Start by adding about 2 1/2 cups of water and mix it into your flour. If it's not forming into a dough, add a little more. It's easier to wash if it's a little bit sticky as opposed to dry and crumbly, but too much water can make it fall apart when washing. Make sure the water is fully incorporated. You can either knead it into a ball or simply let it rest in the bowl like this for 15 minutes. Then cover it with cool water and let it rest again for about an hour.

2

Wash that flour! If you're new to flour-washing, check out this step-by-step tutorial here. For this I washed to the cloudy/hazy water stage. I did not wash to perfectly clear water, but I washed thoroughly enough so that the texture would be chewy and the gluten strong enough to hold together around all the fatty bits.

3

Once washed, drain your ball of gluten for about 20-30 minutes. If making cheese from the leftover starch, you can store the drained gluten in the fridge until the cheese is ready.

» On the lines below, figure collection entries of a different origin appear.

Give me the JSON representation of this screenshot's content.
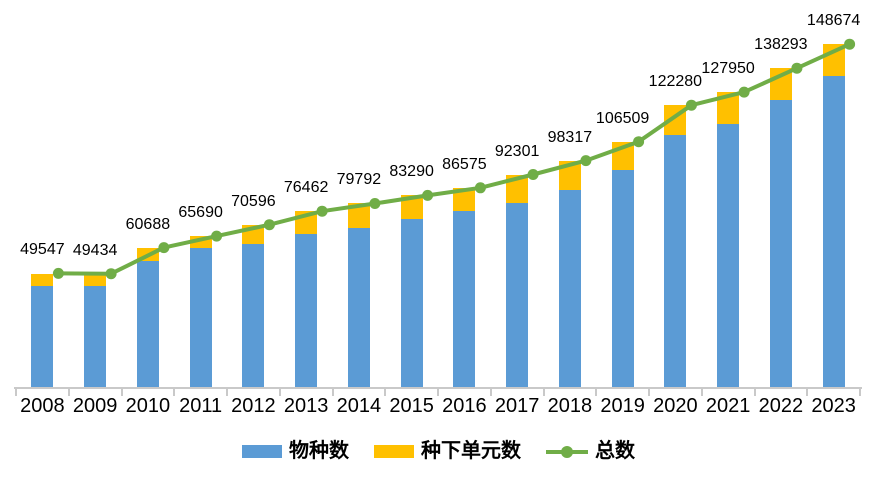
{
  "chart_data": {
    "type": "bar",
    "subtype": "stacked-bars-with-total-line",
    "title": "",
    "xlabel": "",
    "ylabel": "",
    "categories": [
      "2008",
      "2009",
      "2010",
      "2011",
      "2012",
      "2013",
      "2014",
      "2015",
      "2016",
      "2017",
      "2018",
      "2019",
      "2020",
      "2021",
      "2022",
      "2023"
    ],
    "series": [
      {
        "name": "物种数",
        "type": "bar",
        "stack": "total",
        "color": "#5B9BD5",
        "values": [
          44200,
          44200,
          54900,
          60400,
          62100,
          66500,
          69200,
          73100,
          76500,
          80100,
          85500,
          94300,
          109300,
          114000,
          124400,
          134900
        ]
      },
      {
        "name": "种下单元数",
        "type": "bar",
        "stack": "total",
        "color": "#FFC000",
        "values": [
          5300,
          5200,
          5800,
          5300,
          8500,
          10000,
          10600,
          10200,
          10100,
          12200,
          12800,
          12200,
          13000,
          14000,
          13900,
          13800
        ]
      },
      {
        "name": "总数",
        "type": "line",
        "color": "#70AD47",
        "marker": "circle",
        "data_labels": true,
        "values": [
          49547,
          49434,
          60688,
          65690,
          70596,
          76462,
          79792,
          83290,
          86575,
          92301,
          98317,
          106509,
          122280,
          127950,
          138293,
          148674
        ]
      }
    ],
    "data_label_values": [
      "49547",
      "49434",
      "60688",
      "65690",
      "70596",
      "76462",
      "79792",
      "83290",
      "86575",
      "92301",
      "98317",
      "106509",
      "122280",
      "127950",
      "138293",
      "148674"
    ],
    "ylim": [
      0,
      167000
    ],
    "grid": false,
    "y_axis_visible": false,
    "legend_position": "bottom",
    "axis_color": "#C9C9C9",
    "label_color": "#000000"
  },
  "legend": {
    "items": [
      {
        "label": "物种数",
        "color": "#5B9BD5",
        "marker": "rect"
      },
      {
        "label": "种下单元数",
        "color": "#FFC000",
        "marker": "rect"
      },
      {
        "label": "总数",
        "color": "#70AD47",
        "marker": "line-dot"
      }
    ]
  }
}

Otherwise, while it's draining, add all of the seasoning paste ingredients to a small pot. Stir them together and bring the mixture up to a boil, then reduce heat to a low simmer. Continue to stir as the liquid reduces, taking care not to let it burn. It's ready once it's turned into a pasty consistency. Set it aside to cool.

4

Add chunks of the cheese to a food processor or chop by hand into small bits (pea-sized and smaller). Set them aside.

5

Wring out your gluten to remove as much excess water as possible. After doing this mine weighed approximately 475g, or just a little over a pound. Discard the bay leaves from the cooled seasoning paste and add it to a food processor along with the gluten and all of the dried seasonings. Blitz until it's fully mixed. If you don't have a processor, mix the paste and dry seasonings together, and use a knife or kitchen scissors to cut them into the gluten by hand.

6

Add the cheese into the processor with the gluten and pulse until it is fully mixed, or you can mix them together by hand. Shape the mound into a log and allow it to rest like this for about 30 minutes on a cutting board so can drain a little more if need be. This will give the gluten time to begin to form around the cheese.

7

For steaming you can use an Instant Pot fitted with the trivet or a pot on the stove with a vegetable steamer basket and lid. Add water until it sits just below the top of the trivet or basket, and if using the stove-top method get it going on medium/high.

8

Use aluminum foil or muslin/cheesecloth to wrap the seitan like a large sausage, twisting or tying the ends. You want it to be wrapped as tightly as possible so it doesn't have much room to expand. Place it in the Instant Pot and set to manual/high for one hour, or steam for one hour. When steaming, check it halfway through to make sure there's enough water in the pot.

9

The seitan should feel firm once cooked. Keeping it wrapped, let it come to room temperature. Then, let it rest in the fridge for about 8 hours or overnight. It will continue to firm up as it rests.